Hell. August almost gone and never gave a thought to fraughans, bilberries blaeberries, heatherberries, whortleberries or hurtberries or whatever you like to call them. Nor, indeed read of, after the first Sunday of August, celebrations of Domhnach na Fraochog, Bilberry Sunday or whatever. Mostly the first Sunday in August, but sometimes the last in July.
That wonderful treasury of Irish memories, that jewel of friendly scholarship, The Festival of Lughnasa by Maire Mac Neill, gives so much about the origins of the custom and the various names in English and Irish speaking parts of the country. In English speaking Ulster, the most common name, she writes, is Blaeberry Sunday; in the south, in Tipperary and Waterford, where the fruit was known as the whortleberry, we got the name Whort Sunday and in Tyrone there is the "fine sounding name, The Big Sunday of the Heather".

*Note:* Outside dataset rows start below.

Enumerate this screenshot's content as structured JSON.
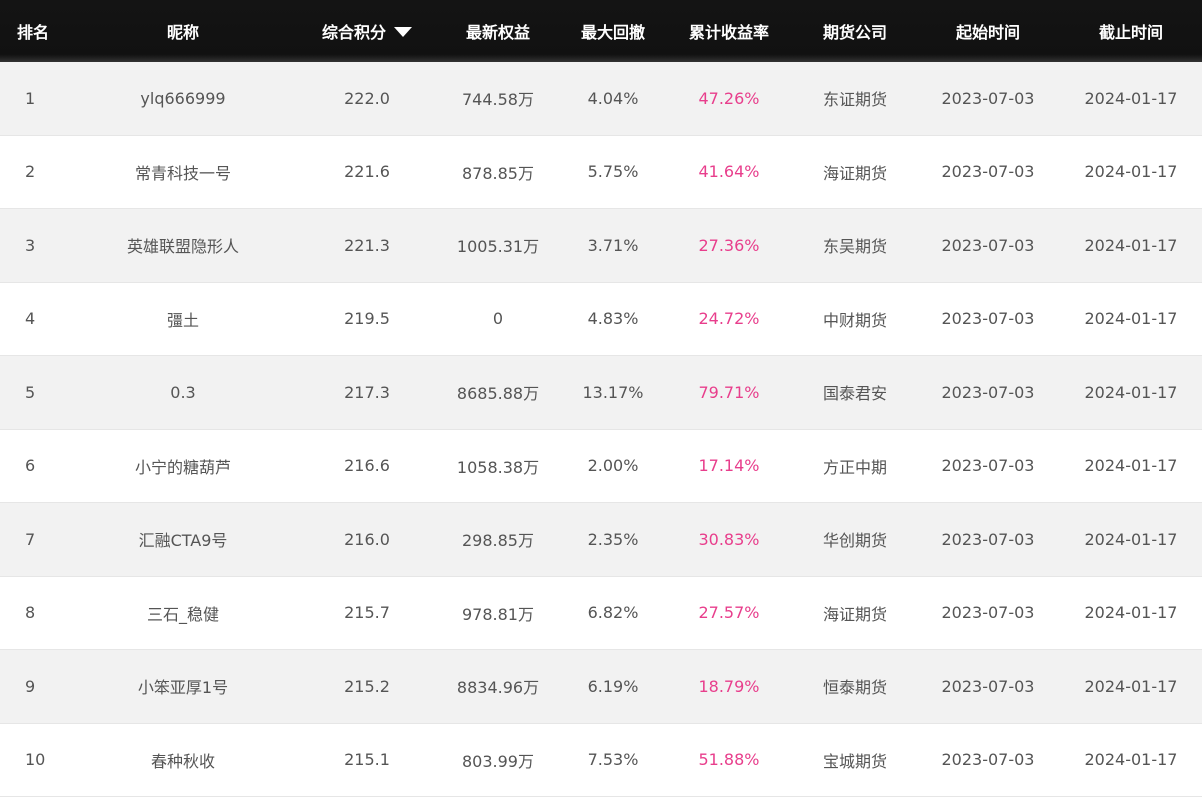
{
  "header": {
    "rank": "排名",
    "nickname": "昵称",
    "score": "综合积分",
    "equity": "最新权益",
    "drawdown": "最大回撤",
    "return": "累计收益率",
    "company": "期货公司",
    "start": "起始时间",
    "end": "截止时间"
  },
  "colors": {
    "header_bg": "#111111",
    "row_alt_bg": "#f2f2f2",
    "return_color": "#e83e8c",
    "text": "#555555"
  },
  "rows": [
    {
      "rank": "1",
      "nickname": "ylq666999",
      "score": "222.0",
      "equity": "744.58万",
      "drawdown": "4.04%",
      "return": "47.26%",
      "company": "东证期货",
      "start": "2023-07-03",
      "end": "2024-01-17"
    },
    {
      "rank": "2",
      "nickname": "常青科技一号",
      "score": "221.6",
      "equity": "878.85万",
      "drawdown": "5.75%",
      "return": "41.64%",
      "company": "海证期货",
      "start": "2023-07-03",
      "end": "2024-01-17"
    },
    {
      "rank": "3",
      "nickname": "英雄联盟隐形人",
      "score": "221.3",
      "equity": "1005.31万",
      "drawdown": "3.71%",
      "return": "27.36%",
      "company": "东吴期货",
      "start": "2023-07-03",
      "end": "2024-01-17"
    },
    {
      "rank": "4",
      "nickname": "彊土",
      "score": "219.5",
      "equity": "0",
      "drawdown": "4.83%",
      "return": "24.72%",
      "company": "中财期货",
      "start": "2023-07-03",
      "end": "2024-01-17"
    },
    {
      "rank": "5",
      "nickname": "0.3",
      "score": "217.3",
      "equity": "8685.88万",
      "drawdown": "13.17%",
      "return": "79.71%",
      "company": "国泰君安",
      "start": "2023-07-03",
      "end": "2024-01-17"
    },
    {
      "rank": "6",
      "nickname": "小宁的糖葫芦",
      "score": "216.6",
      "equity": "1058.38万",
      "drawdown": "2.00%",
      "return": "17.14%",
      "company": "方正中期",
      "start": "2023-07-03",
      "end": "2024-01-17"
    },
    {
      "rank": "7",
      "nickname": "汇融CTA9号",
      "score": "216.0",
      "equity": "298.85万",
      "drawdown": "2.35%",
      "return": "30.83%",
      "company": "华创期货",
      "start": "2023-07-03",
      "end": "2024-01-17"
    },
    {
      "rank": "8",
      "nickname": "三石_稳健",
      "score": "215.7",
      "equity": "978.81万",
      "drawdown": "6.82%",
      "return": "27.57%",
      "company": "海证期货",
      "start": "2023-07-03",
      "end": "2024-01-17"
    },
    {
      "rank": "9",
      "nickname": "小笨亚厚1号",
      "score": "215.2",
      "equity": "8834.96万",
      "drawdown": "6.19%",
      "return": "18.79%",
      "company": "恒泰期货",
      "start": "2023-07-03",
      "end": "2024-01-17"
    },
    {
      "rank": "10",
      "nickname": "春种秋收",
      "score": "215.1",
      "equity": "803.99万",
      "drawdown": "7.53%",
      "return": "51.88%",
      "company": "宝城期货",
      "start": "2023-07-03",
      "end": "2024-01-17"
    }
  ]
}
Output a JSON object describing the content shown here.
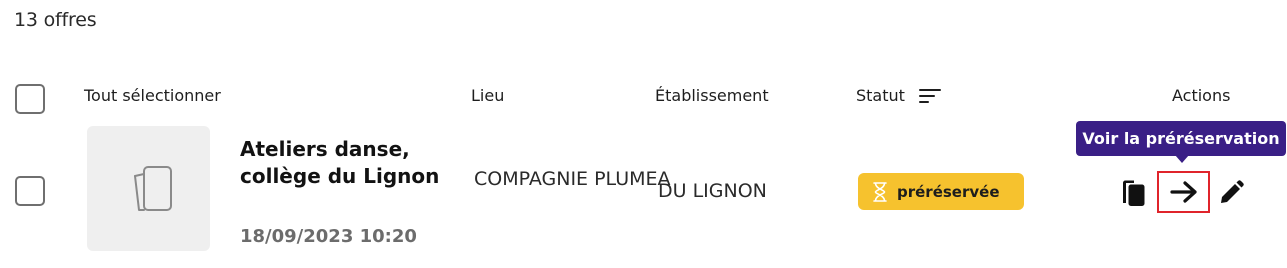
{
  "summary": {
    "count_text": "13 offres"
  },
  "table": {
    "headers": {
      "select_all": "Tout sélectionner",
      "lieu": "Lieu",
      "etablissement": "Établissement",
      "statut": "Statut",
      "actions": "Actions"
    },
    "rows": [
      {
        "title": "Ateliers danse, collège du Lignon",
        "date": "18/09/2023 10:20",
        "lieu": "COMPAGNIE PLUMEA",
        "etablissement": "DU LIGNON",
        "status": {
          "label": "préréservée",
          "icon": "hourglass-icon",
          "color": "#f6c22e"
        },
        "actions": [
          "duplicate-icon",
          "arrow-right-icon",
          "pencil-icon"
        ]
      }
    ]
  },
  "tooltip": {
    "text": "Voir la préréservation",
    "color": "#3a1f86"
  },
  "colors": {
    "highlight_border": "#e0242b",
    "checkbox_border": "#6f6f6f"
  }
}
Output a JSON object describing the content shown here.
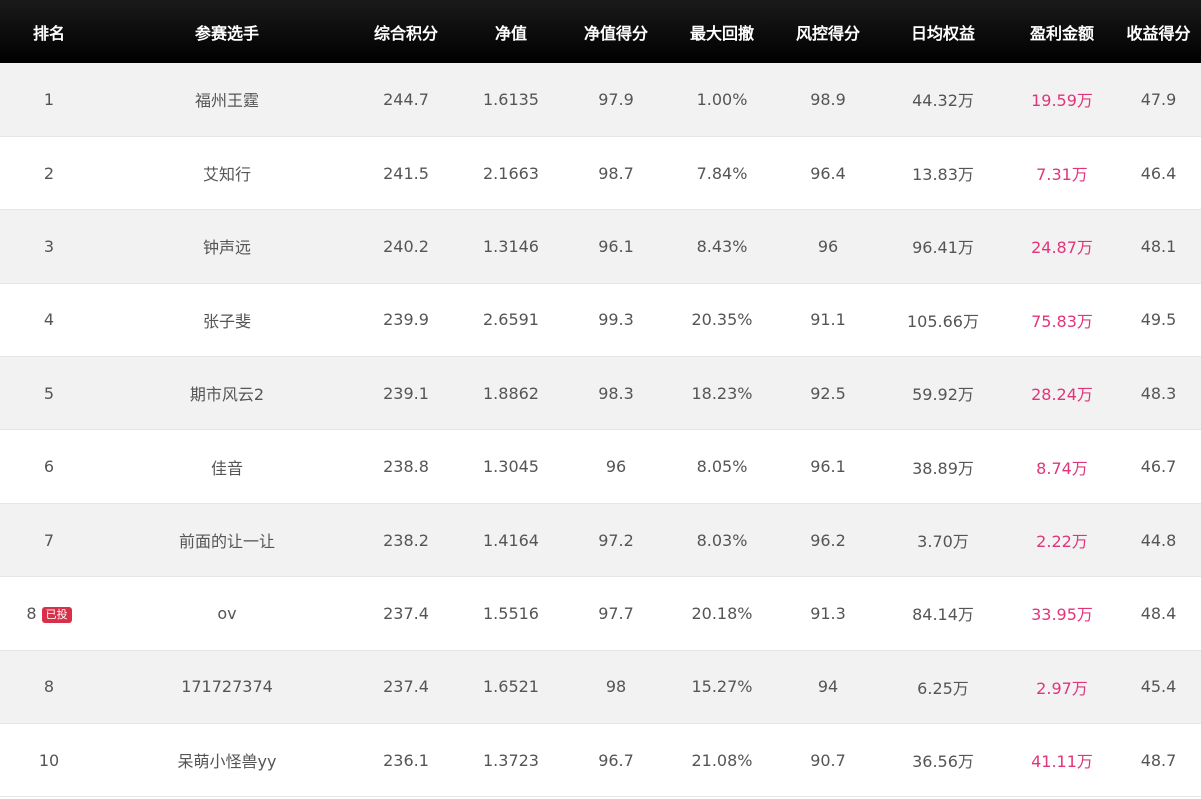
{
  "table": {
    "headers": [
      "排名",
      "参赛选手",
      "综合积分",
      "净值",
      "净值得分",
      "最大回撤",
      "风控得分",
      "日均权益",
      "盈利金额",
      "收益得分"
    ],
    "rows": [
      {
        "rank": "1",
        "badge": "",
        "player": "福州王霆",
        "score": "244.7",
        "nav": "1.6135",
        "nav_score": "97.9",
        "max_drawdown": "1.00%",
        "risk_score": "98.9",
        "avg_equity": "44.32万",
        "profit": "19.59万",
        "return_score": "47.9"
      },
      {
        "rank": "2",
        "badge": "",
        "player": "艾知行",
        "score": "241.5",
        "nav": "2.1663",
        "nav_score": "98.7",
        "max_drawdown": "7.84%",
        "risk_score": "96.4",
        "avg_equity": "13.83万",
        "profit": "7.31万",
        "return_score": "46.4"
      },
      {
        "rank": "3",
        "badge": "",
        "player": "钟声远",
        "score": "240.2",
        "nav": "1.3146",
        "nav_score": "96.1",
        "max_drawdown": "8.43%",
        "risk_score": "96",
        "avg_equity": "96.41万",
        "profit": "24.87万",
        "return_score": "48.1"
      },
      {
        "rank": "4",
        "badge": "",
        "player": "张子斐",
        "score": "239.9",
        "nav": "2.6591",
        "nav_score": "99.3",
        "max_drawdown": "20.35%",
        "risk_score": "91.1",
        "avg_equity": "105.66万",
        "profit": "75.83万",
        "return_score": "49.5"
      },
      {
        "rank": "5",
        "badge": "",
        "player": "期市风云2",
        "score": "239.1",
        "nav": "1.8862",
        "nav_score": "98.3",
        "max_drawdown": "18.23%",
        "risk_score": "92.5",
        "avg_equity": "59.92万",
        "profit": "28.24万",
        "return_score": "48.3"
      },
      {
        "rank": "6",
        "badge": "",
        "player": "佳音",
        "score": "238.8",
        "nav": "1.3045",
        "nav_score": "96",
        "max_drawdown": "8.05%",
        "risk_score": "96.1",
        "avg_equity": "38.89万",
        "profit": "8.74万",
        "return_score": "46.7"
      },
      {
        "rank": "7",
        "badge": "",
        "player": "前面的让一让",
        "score": "238.2",
        "nav": "1.4164",
        "nav_score": "97.2",
        "max_drawdown": "8.03%",
        "risk_score": "96.2",
        "avg_equity": "3.70万",
        "profit": "2.22万",
        "return_score": "44.8"
      },
      {
        "rank": "8",
        "badge": "已投",
        "player": "ov",
        "score": "237.4",
        "nav": "1.5516",
        "nav_score": "97.7",
        "max_drawdown": "20.18%",
        "risk_score": "91.3",
        "avg_equity": "84.14万",
        "profit": "33.95万",
        "return_score": "48.4"
      },
      {
        "rank": "8",
        "badge": "",
        "player": "171727374",
        "score": "237.4",
        "nav": "1.6521",
        "nav_score": "98",
        "max_drawdown": "15.27%",
        "risk_score": "94",
        "avg_equity": "6.25万",
        "profit": "2.97万",
        "return_score": "45.4"
      },
      {
        "rank": "10",
        "badge": "",
        "player": "呆萌小怪兽yy",
        "score": "236.1",
        "nav": "1.3723",
        "nav_score": "96.7",
        "max_drawdown": "21.08%",
        "risk_score": "90.7",
        "avg_equity": "36.56万",
        "profit": "41.11万",
        "return_score": "48.7"
      }
    ]
  },
  "colors": {
    "header_bg": "#0d0d0d",
    "header_text": "#ffffff",
    "row_alt_bg": "#f2f2f2",
    "body_text": "#555555",
    "profit_text": "#e0357a",
    "badge_bg": "#d9304a"
  }
}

They seem to grow everywhere on high ground. A colleague used to talk of gathering them on the Cave Hill, Belfast, near Mac Art's Fort and on adjoining hills. Sometimes, when it happened on the last Sunday in July, the new potatoes were dug at the same time. Of course the berry, call it what you will, is found in most parts of Europe. It is a rather niggly occupation, turning back the little leaves for the berry here and the berry there. The French have a device for combing them out. Jane Grigson describes it well.
The bilberry comb (peigne a myrtilles) is shaped like a shovel, wooden sides and back, with the base made of thick parallel iron wires that curve up at the end and form a comb. The shovel is scooped through the plants with an upward movement, so that berries and leaves fall back into the wire comb. You can blow along the shovel to clear away the leaves and then put the berries into your can or basket. Still some debris left, but it's better, you'd think, than picking the berries by one and twos.
In German the fruit is Heidelbeere (Heatherberry) or Blaubeere (blueberry), according to the Collins dictionary. You can make pies and tarts and sauces for game. No doubt liqueurs too, but no known person admits to it. So this year August was not a wicked month but a wasted month. They'll all be rotted by the rain. Sad. sad.